Aku memikirkan perkataan Nyonya Kim tempo hari. Ia benar. Aku harusnya memiliki tujuan kemana langkahku selanjutnya setelah lulus SMU. Aku tidak bisa menjadi murid selamanya dan bergantung pada dad. Aku juga akan menjadi orang dewasa, lalu mendapatkan pekerjaan untuk bertahan hidup. Aku bahkan sudah menanyakan pendapat dad. Ia tidak mengharuskan aku untuk kuliah. Ia hanya mengatakan aku harus melakukan apapun yang aku inginkan selagi aku bisa melakukannya. Aku tahu ia mengatakan itu karena ia menyayangiku. Tapi aku tidak bisa menjadi pengangguran dan hanya bersenang-senang kan?

Kemudian, aku memiliki ide ini. Mengapa aku tidak mengikuti Tae Yeon saja? Toh aku juga tidak tahu akan kemana. Tae Yeon mengatakan akan masuk fakultas hukum karena ingin menjadi jaksa. Itu tidak buruk jika aku memilih fakultas hukum juga. Ku dengar di Korea hukum adalah bidang yang menjanjikan. Setelah lulus nanti, aku bisa mengikuti ujian negara dan menjadi jaksa sama seperti yang Tae Yeon inginkan. Jika tidak, aku juga bisa menjadi pengacara. Hanya saja, masuk fakultas hukum bukanlah hal yang mudah.

Disinilah masalah dimulai. Aku harus belajar sangat keras agar bisa mewujudkannya. Kuliah di tempat yang sama dengan Tae Yeon memang akan menyenangkan. Namun Tae Yeon menargetkan universitas Seoul. Masuk fakultas hukum saja sudah sangat sulit. Fakultas hukum di universitas bergengsi pastinya lebih sulit lagi. Mungkin Tae Yeon tidak akan mengalami kesulitan. Berbeda denganku yang tidak begitu pintar. Seperti mencoba menggapai bulan.

Bahkan menggapai bulanpun bukanlah hal yang tidak mungkin. Aku hanya perlu berusaha lebih keras. Dad mendukungku. Tae Yeon juga. Aku yakin jika aku belajar lebih giat dibanding biasanya, aku bisa mewujudkan itu.

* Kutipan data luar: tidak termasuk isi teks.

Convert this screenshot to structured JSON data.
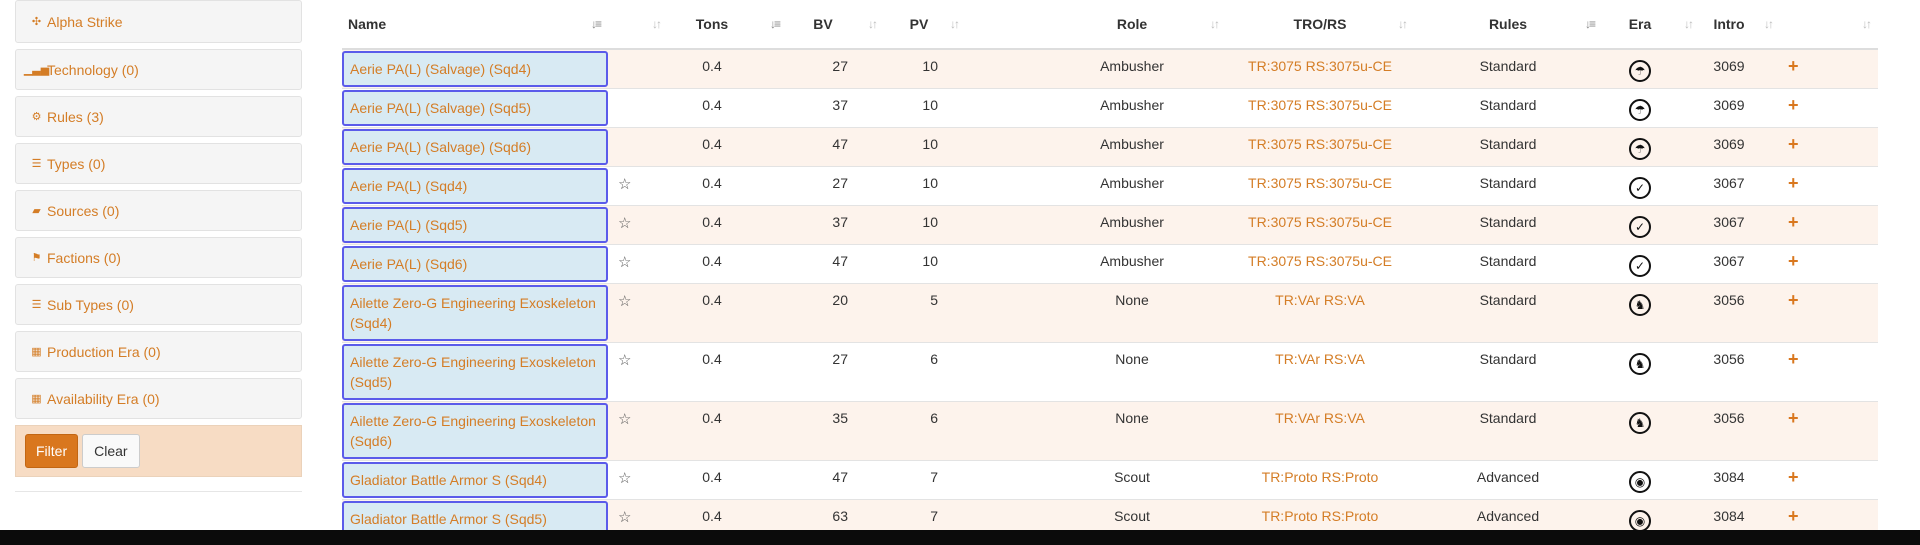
{
  "sidebar": {
    "items": [
      {
        "icon": "crosshair-icon",
        "glyph": "✣",
        "label": "Alpha Strike"
      },
      {
        "icon": "bar-chart-icon",
        "glyph": "▁▃▅",
        "label": "Technology (0)"
      },
      {
        "icon": "gear-icon",
        "glyph": "⚙",
        "label": "Rules (3)"
      },
      {
        "icon": "list-icon",
        "glyph": "☰",
        "label": "Types (0)"
      },
      {
        "icon": "book-icon",
        "glyph": "▰",
        "label": "Sources (0)"
      },
      {
        "icon": "flag-icon",
        "glyph": "⚑",
        "label": "Factions (0)"
      },
      {
        "icon": "list-icon",
        "glyph": "☰",
        "label": "Sub Types (0)"
      },
      {
        "icon": "calendar-icon",
        "glyph": "▦",
        "label": "Production Era (0)"
      },
      {
        "icon": "calendar-icon",
        "glyph": "▦",
        "label": "Availability Era (0)"
      }
    ],
    "filter_label": "Filter",
    "clear_label": "Clear"
  },
  "table": {
    "headers": {
      "name": "Name",
      "tons": "Tons",
      "bv": "BV",
      "pv": "PV",
      "role": "Role",
      "tro": "TRO/RS",
      "rules": "Rules",
      "era": "Era",
      "intro": "Intro"
    },
    "rows": [
      {
        "name": "Aerie PA(L) (Salvage) (Sqd4)",
        "star": "",
        "tons": "0.4",
        "bv": "27",
        "pv": "10",
        "role": "Ambusher",
        "tro": "TR:3075 RS:3075u-CE",
        "rules": "Standard",
        "era": "jihad-era-icon",
        "era_glyph": "☂",
        "intro": "3069"
      },
      {
        "name": "Aerie PA(L) (Salvage) (Sqd5)",
        "star": "",
        "tons": "0.4",
        "bv": "37",
        "pv": "10",
        "role": "Ambusher",
        "tro": "TR:3075 RS:3075u-CE",
        "rules": "Standard",
        "era": "jihad-era-icon",
        "era_glyph": "☂",
        "intro": "3069"
      },
      {
        "name": "Aerie PA(L) (Salvage) (Sqd6)",
        "star": "",
        "tons": "0.4",
        "bv": "47",
        "pv": "10",
        "role": "Ambusher",
        "tro": "TR:3075 RS:3075u-CE",
        "rules": "Standard",
        "era": "jihad-era-icon",
        "era_glyph": "☂",
        "intro": "3069"
      },
      {
        "name": "Aerie PA(L) (Sqd4)",
        "star": "☆",
        "tons": "0.4",
        "bv": "27",
        "pv": "10",
        "role": "Ambusher",
        "tro": "TR:3075 RS:3075u-CE",
        "rules": "Standard",
        "era": "civil-war-era-icon",
        "era_glyph": "✓",
        "intro": "3067"
      },
      {
        "name": "Aerie PA(L) (Sqd5)",
        "star": "☆",
        "tons": "0.4",
        "bv": "37",
        "pv": "10",
        "role": "Ambusher",
        "tro": "TR:3075 RS:3075u-CE",
        "rules": "Standard",
        "era": "civil-war-era-icon",
        "era_glyph": "✓",
        "intro": "3067"
      },
      {
        "name": "Aerie PA(L) (Sqd6)",
        "star": "☆",
        "tons": "0.4",
        "bv": "47",
        "pv": "10",
        "role": "Ambusher",
        "tro": "TR:3075 RS:3075u-CE",
        "rules": "Standard",
        "era": "civil-war-era-icon",
        "era_glyph": "✓",
        "intro": "3067"
      },
      {
        "name": "Ailette Zero-G Engineering Exoskeleton (Sqd4)",
        "star": "☆",
        "tons": "0.4",
        "bv": "20",
        "pv": "5",
        "role": "None",
        "tro": "TR:VAr RS:VA",
        "rules": "Standard",
        "era": "clan-invasion-era-icon",
        "era_glyph": "♞",
        "intro": "3056"
      },
      {
        "name": "Ailette Zero-G Engineering Exoskeleton (Sqd5)",
        "star": "☆",
        "tons": "0.4",
        "bv": "27",
        "pv": "6",
        "role": "None",
        "tro": "TR:VAr RS:VA",
        "rules": "Standard",
        "era": "clan-invasion-era-icon",
        "era_glyph": "♞",
        "intro": "3056"
      },
      {
        "name": "Ailette Zero-G Engineering Exoskeleton (Sqd6)",
        "star": "☆",
        "tons": "0.4",
        "bv": "35",
        "pv": "6",
        "role": "None",
        "tro": "TR:VAr RS:VA",
        "rules": "Standard",
        "era": "clan-invasion-era-icon",
        "era_glyph": "♞",
        "intro": "3056"
      },
      {
        "name": "Gladiator Battle Armor S (Sqd4)",
        "star": "☆",
        "tons": "0.4",
        "bv": "47",
        "pv": "7",
        "role": "Scout",
        "tro": "TR:Proto RS:Proto",
        "rules": "Advanced",
        "era": "dark-age-era-icon",
        "era_glyph": "◉",
        "intro": "3084"
      },
      {
        "name": "Gladiator Battle Armor S (Sqd5)",
        "star": "☆",
        "tons": "0.4",
        "bv": "63",
        "pv": "7",
        "role": "Scout",
        "tro": "TR:Proto RS:Proto",
        "rules": "Advanced",
        "era": "dark-age-era-icon",
        "era_glyph": "◉",
        "intro": "3084"
      }
    ],
    "add_glyph": "+"
  }
}
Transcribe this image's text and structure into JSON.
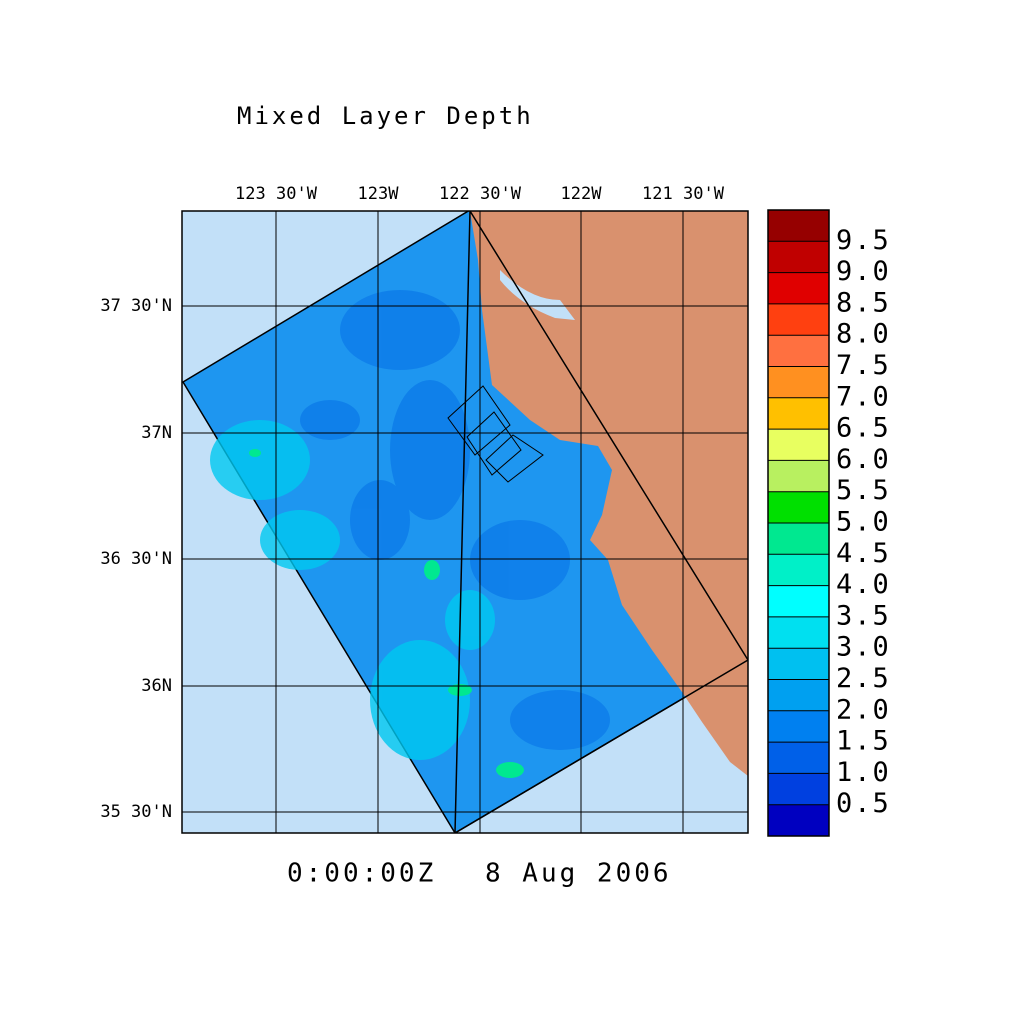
{
  "title": "Mixed Layer Depth",
  "time": "0:00:00Z",
  "date": "8 Aug 2006",
  "map": {
    "lon_labels": [
      "123 30'W",
      "123W",
      "122 30'W",
      "122W",
      "121 30'W"
    ],
    "lat_labels": [
      "37 30'N",
      "37N",
      "36 30'N",
      "36N",
      "35 30'N"
    ]
  },
  "colorbar": {
    "labels": [
      "9.5",
      "9.0",
      "8.5",
      "8.0",
      "7.5",
      "7.0",
      "6.5",
      "6.0",
      "5.5",
      "5.0",
      "4.5",
      "4.0",
      "3.5",
      "3.0",
      "2.5",
      "2.0",
      "1.5",
      "1.0",
      "0.5"
    ],
    "colors": [
      "#960000",
      "#c00000",
      "#e00000",
      "#ff4010",
      "#ff7040",
      "#ff9020",
      "#ffc000",
      "#e8ff60",
      "#b8f060",
      "#00e000",
      "#00e890",
      "#00f0c8",
      "#00ffff",
      "#00e0f0",
      "#00c0f0",
      "#00a0f0",
      "#0080f0",
      "#0060e8",
      "#0040e0",
      "#0000c0"
    ]
  }
}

Pastinya ini sedikit terlambat, tapi tahun ajaran ini aku memutuskan untuk masuk hagwon. Begitu juga teman-teman sekelasku yang lain. Kebanyakan sudah mulai jauh sebelumnya. Hanya beberapa yang terlambat sepertiku. Tae Yeon juga.

"Menurutmu kapan Jessica paling mencintai buku?" Tae Yeon berbisik saat pelajar matematika di hagwon. Ia lalu terkikik pelan. "Jigeum."

Aku melirik Jessica yang sedang tidur dengan menjadikan bukunya sebagai bantal. Aku tidak mengerti mengapa ia repot-repot datang kemari jika ia hanya akan tidur. Anak-anak kaya memang berbeda. Mereka tidak perlu memikirkan biaya kursus yang mahal dan menyianyiakannya tanpa rasa bersalah.

"Akhir pekan ini, kau ingin menonton film?" Tanyanya masih sambil berbisik. "Aku belum menonton Goblet of Fire. Ku harap mereka masih menayangkannya."

Untuk sesaat, aku teralihkan dari apa yang dijelaskan di depan kelas. Dan saat aku berusaha kembali untuk fokus, aku telah kehilangan arah.

"Kau tidak mau?" Ia bertanya lagi karena belum mendapatkan jawabannya.

"Aku tidak bisa." Jawabku berusaha untuk tidak kehilangan konsentrasiku meski sangat sulit. Aku kelelahan. Kepalaku rasanya akan meledak. Tapi aku harus melakukan ini. Aku tidak boleh menyerah dengan begitu mudah. "Aku harus mengulang pelajaran minggu ini agar tidak lupa."

"Hei!" Ia menyentuh tanganku. Menghentikan gerakanku menulis. "Santai saja. Kita baru saja memulai tahun ajaran baru."

Aku menghela nafas dan rasanya jauh lebih melelahkan dari sebelumnya. "Jika aku tidak lulus ujian masuk universitas, kita tidak bisa kuliah bersama."

"Tentu saja." Ia tersenyum dan rasanya menenangkan melihatnya. "Ujian universitas memang penting. Tapi kesehatanmu jauh lebih penting. Jika kau terlalu memaksakan dirimu hingga jatuh sakit dan tidak bisa mengikuti ujian, itu akan lebih sia-sia lagi."

Ia benar. Tapi.. Aku terlambat memulainya. "Aku tidak akan bisa mengejar apapun jika terlalu santai."

"Kita bisa pergi menonton film lalu aku akan menemanimu mengulang pelajaran. Bagaimana? Apa itu terlalu santai?"